This year I had the privilege to take a course that my Rabbi likes to call “Jewish Identity in the Modern Era.” Although the official title of the course is “Modern Jewish History,” my rabbi, the teacher of the class, felt that the official title was a bit of misnomer because the course tracked the history of ideas and not the history of people or nation. The course focused on the history of idealogical trends within the Jewish people in the modern era. We learned about the history of the Reform, Conservative, Neo-Orthodox, Mussar, and Chasidut movements, to name a few. It was a course that changed my life and I am very thankful to Rabbi Morris, for giving the opportunity to take the class.

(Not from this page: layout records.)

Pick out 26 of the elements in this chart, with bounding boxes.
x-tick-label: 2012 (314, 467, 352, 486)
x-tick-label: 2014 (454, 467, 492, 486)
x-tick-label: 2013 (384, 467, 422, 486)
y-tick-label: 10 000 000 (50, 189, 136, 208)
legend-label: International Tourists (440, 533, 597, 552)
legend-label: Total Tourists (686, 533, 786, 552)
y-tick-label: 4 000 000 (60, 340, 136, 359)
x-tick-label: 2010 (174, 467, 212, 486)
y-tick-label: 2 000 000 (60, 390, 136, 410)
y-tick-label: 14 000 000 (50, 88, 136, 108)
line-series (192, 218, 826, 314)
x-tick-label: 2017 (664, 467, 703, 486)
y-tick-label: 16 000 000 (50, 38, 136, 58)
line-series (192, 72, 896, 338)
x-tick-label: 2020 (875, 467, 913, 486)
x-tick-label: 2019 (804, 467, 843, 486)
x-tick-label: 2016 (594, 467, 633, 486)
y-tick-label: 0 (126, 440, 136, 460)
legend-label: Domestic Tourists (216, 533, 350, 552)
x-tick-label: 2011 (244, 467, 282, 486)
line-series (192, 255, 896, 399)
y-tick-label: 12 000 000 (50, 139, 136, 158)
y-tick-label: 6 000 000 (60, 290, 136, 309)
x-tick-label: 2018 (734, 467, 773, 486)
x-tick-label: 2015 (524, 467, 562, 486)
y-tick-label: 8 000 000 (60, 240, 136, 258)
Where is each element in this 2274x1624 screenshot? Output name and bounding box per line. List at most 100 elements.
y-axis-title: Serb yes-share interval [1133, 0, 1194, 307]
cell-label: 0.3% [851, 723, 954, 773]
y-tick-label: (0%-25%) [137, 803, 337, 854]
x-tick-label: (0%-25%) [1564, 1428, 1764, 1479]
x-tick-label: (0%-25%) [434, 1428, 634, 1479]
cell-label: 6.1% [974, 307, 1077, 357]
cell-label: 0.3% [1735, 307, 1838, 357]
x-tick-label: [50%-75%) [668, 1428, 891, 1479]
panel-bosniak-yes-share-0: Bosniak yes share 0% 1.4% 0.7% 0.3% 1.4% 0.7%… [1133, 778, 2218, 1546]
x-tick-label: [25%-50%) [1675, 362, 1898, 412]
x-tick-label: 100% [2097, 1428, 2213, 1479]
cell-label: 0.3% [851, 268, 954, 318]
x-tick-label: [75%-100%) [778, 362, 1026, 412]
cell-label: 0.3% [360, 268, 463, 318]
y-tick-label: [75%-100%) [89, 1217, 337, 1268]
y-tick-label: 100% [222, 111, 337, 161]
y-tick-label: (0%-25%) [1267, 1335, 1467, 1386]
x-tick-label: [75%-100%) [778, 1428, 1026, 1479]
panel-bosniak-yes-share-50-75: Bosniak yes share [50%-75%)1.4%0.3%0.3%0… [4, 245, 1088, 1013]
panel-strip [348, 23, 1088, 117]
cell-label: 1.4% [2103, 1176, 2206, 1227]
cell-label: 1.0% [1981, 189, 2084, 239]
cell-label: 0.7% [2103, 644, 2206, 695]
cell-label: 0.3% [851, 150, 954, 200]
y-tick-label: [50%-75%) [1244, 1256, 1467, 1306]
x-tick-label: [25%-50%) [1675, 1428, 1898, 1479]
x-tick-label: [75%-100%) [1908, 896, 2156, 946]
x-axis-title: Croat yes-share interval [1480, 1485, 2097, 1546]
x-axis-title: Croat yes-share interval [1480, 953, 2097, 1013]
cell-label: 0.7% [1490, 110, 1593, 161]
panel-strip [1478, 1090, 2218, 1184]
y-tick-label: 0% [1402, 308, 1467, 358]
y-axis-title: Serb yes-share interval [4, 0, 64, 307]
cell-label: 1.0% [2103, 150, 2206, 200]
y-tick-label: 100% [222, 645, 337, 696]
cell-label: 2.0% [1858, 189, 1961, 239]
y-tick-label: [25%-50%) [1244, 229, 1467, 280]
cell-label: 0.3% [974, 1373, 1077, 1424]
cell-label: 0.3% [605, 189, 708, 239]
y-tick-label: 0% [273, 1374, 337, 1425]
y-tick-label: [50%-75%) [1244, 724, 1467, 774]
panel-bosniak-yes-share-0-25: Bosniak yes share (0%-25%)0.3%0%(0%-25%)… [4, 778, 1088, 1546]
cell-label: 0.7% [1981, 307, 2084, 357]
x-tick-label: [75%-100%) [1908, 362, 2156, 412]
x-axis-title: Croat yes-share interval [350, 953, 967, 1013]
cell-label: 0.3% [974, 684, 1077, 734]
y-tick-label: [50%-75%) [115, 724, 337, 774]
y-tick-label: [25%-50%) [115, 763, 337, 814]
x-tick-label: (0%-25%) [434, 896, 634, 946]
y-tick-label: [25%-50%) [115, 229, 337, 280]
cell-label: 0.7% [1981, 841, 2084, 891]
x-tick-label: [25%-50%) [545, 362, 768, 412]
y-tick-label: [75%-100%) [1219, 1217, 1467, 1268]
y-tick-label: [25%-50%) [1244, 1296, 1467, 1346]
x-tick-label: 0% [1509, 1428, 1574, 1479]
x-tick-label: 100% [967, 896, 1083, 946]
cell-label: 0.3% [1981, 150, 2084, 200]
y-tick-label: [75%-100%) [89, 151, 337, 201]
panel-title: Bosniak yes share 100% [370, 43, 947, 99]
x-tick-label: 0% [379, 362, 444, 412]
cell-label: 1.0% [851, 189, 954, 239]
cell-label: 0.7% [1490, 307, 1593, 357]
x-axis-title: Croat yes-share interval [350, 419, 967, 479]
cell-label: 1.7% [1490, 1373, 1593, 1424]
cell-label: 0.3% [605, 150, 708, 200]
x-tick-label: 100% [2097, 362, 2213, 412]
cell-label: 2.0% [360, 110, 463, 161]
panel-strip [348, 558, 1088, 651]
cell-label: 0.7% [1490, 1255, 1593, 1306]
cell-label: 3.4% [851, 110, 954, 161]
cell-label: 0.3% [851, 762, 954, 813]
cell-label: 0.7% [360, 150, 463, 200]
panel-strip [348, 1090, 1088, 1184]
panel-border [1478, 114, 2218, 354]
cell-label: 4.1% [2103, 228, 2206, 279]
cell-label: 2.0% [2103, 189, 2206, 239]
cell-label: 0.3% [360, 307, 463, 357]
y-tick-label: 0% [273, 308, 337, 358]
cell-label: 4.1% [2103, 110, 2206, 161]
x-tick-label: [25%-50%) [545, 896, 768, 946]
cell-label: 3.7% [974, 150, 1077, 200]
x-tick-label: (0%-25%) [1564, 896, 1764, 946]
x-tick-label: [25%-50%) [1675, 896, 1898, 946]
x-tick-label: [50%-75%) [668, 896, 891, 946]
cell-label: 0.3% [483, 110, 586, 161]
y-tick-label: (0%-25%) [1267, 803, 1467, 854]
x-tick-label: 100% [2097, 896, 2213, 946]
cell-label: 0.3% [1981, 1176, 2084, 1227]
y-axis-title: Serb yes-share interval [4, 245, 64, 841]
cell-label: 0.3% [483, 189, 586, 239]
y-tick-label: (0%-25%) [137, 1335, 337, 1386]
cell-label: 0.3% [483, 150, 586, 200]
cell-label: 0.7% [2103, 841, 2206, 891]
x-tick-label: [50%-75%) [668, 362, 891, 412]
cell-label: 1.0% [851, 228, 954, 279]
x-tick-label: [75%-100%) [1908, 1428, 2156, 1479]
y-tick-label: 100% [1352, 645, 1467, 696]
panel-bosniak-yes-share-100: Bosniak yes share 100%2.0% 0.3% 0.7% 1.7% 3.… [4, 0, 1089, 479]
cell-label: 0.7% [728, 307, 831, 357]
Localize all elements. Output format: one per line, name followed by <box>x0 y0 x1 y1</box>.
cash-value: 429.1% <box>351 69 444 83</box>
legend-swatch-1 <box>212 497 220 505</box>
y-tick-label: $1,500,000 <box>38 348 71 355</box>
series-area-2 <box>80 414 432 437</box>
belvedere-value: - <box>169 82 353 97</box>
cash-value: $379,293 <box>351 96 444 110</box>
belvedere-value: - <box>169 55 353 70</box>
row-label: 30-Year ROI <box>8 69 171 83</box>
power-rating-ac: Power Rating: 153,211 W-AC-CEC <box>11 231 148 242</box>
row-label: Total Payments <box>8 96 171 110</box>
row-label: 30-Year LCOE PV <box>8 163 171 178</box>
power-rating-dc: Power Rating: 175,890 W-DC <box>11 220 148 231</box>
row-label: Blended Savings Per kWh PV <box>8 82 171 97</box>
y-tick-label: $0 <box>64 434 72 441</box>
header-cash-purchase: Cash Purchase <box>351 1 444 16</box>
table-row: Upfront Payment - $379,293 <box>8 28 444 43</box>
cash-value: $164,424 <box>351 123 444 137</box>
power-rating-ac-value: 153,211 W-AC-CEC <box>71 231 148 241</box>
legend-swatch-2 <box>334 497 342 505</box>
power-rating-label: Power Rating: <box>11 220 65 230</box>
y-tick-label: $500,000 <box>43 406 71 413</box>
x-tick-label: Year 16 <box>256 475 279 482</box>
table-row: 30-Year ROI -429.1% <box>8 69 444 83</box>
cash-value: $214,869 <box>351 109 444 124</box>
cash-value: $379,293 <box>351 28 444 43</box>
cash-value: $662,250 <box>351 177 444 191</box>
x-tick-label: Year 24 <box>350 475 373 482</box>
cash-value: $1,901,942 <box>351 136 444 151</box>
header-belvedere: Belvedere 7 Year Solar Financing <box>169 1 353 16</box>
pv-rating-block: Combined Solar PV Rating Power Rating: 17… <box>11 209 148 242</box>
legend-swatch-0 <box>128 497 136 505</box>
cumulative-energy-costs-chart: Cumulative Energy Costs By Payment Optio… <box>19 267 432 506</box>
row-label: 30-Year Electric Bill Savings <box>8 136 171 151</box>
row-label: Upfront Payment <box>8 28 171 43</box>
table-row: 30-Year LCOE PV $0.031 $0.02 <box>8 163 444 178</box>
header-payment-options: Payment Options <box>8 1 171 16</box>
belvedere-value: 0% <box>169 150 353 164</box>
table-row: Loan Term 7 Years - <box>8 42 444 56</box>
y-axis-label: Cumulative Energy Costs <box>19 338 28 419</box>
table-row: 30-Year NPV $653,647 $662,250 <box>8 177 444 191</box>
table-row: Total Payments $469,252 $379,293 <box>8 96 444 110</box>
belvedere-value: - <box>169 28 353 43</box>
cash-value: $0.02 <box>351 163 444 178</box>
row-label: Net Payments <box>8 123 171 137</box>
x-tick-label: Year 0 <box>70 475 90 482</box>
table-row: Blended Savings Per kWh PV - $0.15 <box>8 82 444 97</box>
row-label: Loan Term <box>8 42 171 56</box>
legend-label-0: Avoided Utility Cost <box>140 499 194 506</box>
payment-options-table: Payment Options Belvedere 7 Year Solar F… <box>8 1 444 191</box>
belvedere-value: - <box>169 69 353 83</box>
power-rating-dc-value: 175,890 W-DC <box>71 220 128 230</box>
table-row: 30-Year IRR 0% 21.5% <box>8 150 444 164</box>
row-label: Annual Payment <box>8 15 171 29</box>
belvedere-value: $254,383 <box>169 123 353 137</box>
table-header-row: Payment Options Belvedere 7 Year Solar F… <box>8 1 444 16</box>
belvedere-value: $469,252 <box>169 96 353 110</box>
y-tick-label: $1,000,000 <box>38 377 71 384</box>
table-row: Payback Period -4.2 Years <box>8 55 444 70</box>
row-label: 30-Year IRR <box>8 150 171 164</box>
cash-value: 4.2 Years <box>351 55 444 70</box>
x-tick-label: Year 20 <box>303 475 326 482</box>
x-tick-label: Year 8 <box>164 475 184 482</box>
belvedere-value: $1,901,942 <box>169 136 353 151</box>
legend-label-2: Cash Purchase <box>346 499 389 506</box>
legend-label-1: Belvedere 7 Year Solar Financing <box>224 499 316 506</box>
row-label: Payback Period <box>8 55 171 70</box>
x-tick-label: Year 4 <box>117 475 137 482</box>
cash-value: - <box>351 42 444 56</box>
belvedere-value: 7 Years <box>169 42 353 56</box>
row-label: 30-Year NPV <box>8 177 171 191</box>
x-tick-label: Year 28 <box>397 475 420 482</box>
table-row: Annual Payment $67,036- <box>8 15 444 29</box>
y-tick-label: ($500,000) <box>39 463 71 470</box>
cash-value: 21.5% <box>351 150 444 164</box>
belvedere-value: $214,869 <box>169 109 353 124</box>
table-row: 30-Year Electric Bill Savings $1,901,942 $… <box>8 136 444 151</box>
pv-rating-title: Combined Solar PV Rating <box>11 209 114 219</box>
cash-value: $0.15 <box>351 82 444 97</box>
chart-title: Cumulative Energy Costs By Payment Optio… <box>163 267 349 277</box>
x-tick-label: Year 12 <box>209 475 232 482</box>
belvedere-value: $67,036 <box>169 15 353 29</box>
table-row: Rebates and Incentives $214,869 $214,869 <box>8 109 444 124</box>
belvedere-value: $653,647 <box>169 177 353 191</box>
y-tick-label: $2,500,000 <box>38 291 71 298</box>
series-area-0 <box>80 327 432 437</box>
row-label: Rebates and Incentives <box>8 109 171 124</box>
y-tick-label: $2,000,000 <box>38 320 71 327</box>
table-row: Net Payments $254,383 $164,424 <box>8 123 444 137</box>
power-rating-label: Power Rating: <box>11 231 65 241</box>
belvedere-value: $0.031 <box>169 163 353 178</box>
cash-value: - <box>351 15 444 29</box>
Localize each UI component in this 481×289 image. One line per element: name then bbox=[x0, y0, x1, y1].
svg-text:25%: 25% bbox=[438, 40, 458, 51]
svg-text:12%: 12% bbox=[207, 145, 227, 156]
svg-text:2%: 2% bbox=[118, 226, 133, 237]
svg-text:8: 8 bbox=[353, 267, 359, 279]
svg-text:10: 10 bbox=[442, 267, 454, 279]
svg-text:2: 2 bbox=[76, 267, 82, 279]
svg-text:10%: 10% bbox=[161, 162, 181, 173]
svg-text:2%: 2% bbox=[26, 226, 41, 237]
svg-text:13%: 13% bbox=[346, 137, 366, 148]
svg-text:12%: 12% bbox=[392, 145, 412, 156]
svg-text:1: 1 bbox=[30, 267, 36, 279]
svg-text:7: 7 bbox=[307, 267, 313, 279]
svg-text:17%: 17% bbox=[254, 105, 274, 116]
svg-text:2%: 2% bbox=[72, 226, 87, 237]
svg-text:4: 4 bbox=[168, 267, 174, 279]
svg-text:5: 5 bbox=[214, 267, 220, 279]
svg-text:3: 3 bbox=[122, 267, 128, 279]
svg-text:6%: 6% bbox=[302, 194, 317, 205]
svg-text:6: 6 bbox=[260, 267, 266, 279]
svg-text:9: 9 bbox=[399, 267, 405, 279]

In one of our first classes, Rabbi Morris posed what seemed to be a very simple question— “What unites all Jews?” The first suggested answer was the Torah. Although all denominations of Judaism possess some relationship with Torah, Rabbi Morris pointed out that the Torah might be the most highly contested issue amongst the Jewish people. Almost all ideological divides in Judaism today stem from the different opinions on the extent to which Torah should dictate everyday practice. The second suggested answer by the class was Israel. Rabbi Morris noted the fact that Jews vehemently disagree amongst themselves about the religious significance and political legitimacy of the modern state of Israel.  Various Jewish communities and individuals hold the mutually exclusive and incompatible beliefs that Zionism is racism; that making Aliyah is a mitzvah incumbent upon all Jews; that the Torah prohibits Jewish presence in Israel until the coming of the Messiah; and that Medinat Yisrael is the first stage of the coming Messianic age.

At this point in our discussion, many of us had lost hope. Maybe there was truly nothing that united all Jews. Maybe each denomination was truly a different religion from the next and “Jewish brotherhood” was a fake term that was only used in inspirational speeches. However, one of my classmate offered an answer we agreed upon. He suggested that the ultimate thing that unites all Jews is our history. While our previous answers focused on Judaism as a religion, we were neglecting an indisputable and unique quality of Jews— we are a people.

My classmate has statistical evidence to support his claim. The 2013 Pew Research study shows that 73% of people say that remembering the Holocaust is an essential part of what it means to be Jewish. To an overwhelmingly large percentage of Jews, the most essential part of being a Jew is remembering our past. However, I believe there is stronger proof that the Pew Research study discovered. The Pew Research discovered that 70% of Jews participated in a Passover Seder in 2012.

With those who avoid money on Shabbat making up only 13% of American Jews, it is very interesting that so many people participate in a Passover Seder. The Seder is so deeply rooted in ritualistic practice, one may have thought that it would be a practice exclusive to the Orthodox and other traditional leaning communities. Yet, it is a practice that is almost universally maintained regardless of religiosity, affiliation to a denomination, or location. I believe the reason why the Seder is so common is because the Seder is the quintessential recognition of Jewish history. No matter which Haggadah you will be using, you will read about an enslaved people amongst an oppressive nation. You will learn about how they experienced back breaking labor and had broken spirits. You will discuss how they received their redemption and freedom and ultimately became a nation. Essentially, at the Seder we discuss the Jewish origin story and we are all connected to that story.

I believe people connect to their history because it shows that they are a part of something bigger than themselves. Your successes and failures, your pleasures and plights, your ups and downs are no longer just yours, but are shared throughout generations. Specifically, in the context of Jewish history, one becomes connected to thousands of years of traditions, stories, and teachings. Through the history our people, we are able to transform ourselves from individuals into a part of a nation. It is through our history that we are connected to each other and an integral part of ourselves becomes defined. It is our history that makes us who we are.

I believe a major lesson we can learn from the Passover Seder is that amongst all of our differences, all Jews do indeed share something. We share our history, our story. We share a story that is uniquely ours. We share story that defines us. We share a story that makes us complete.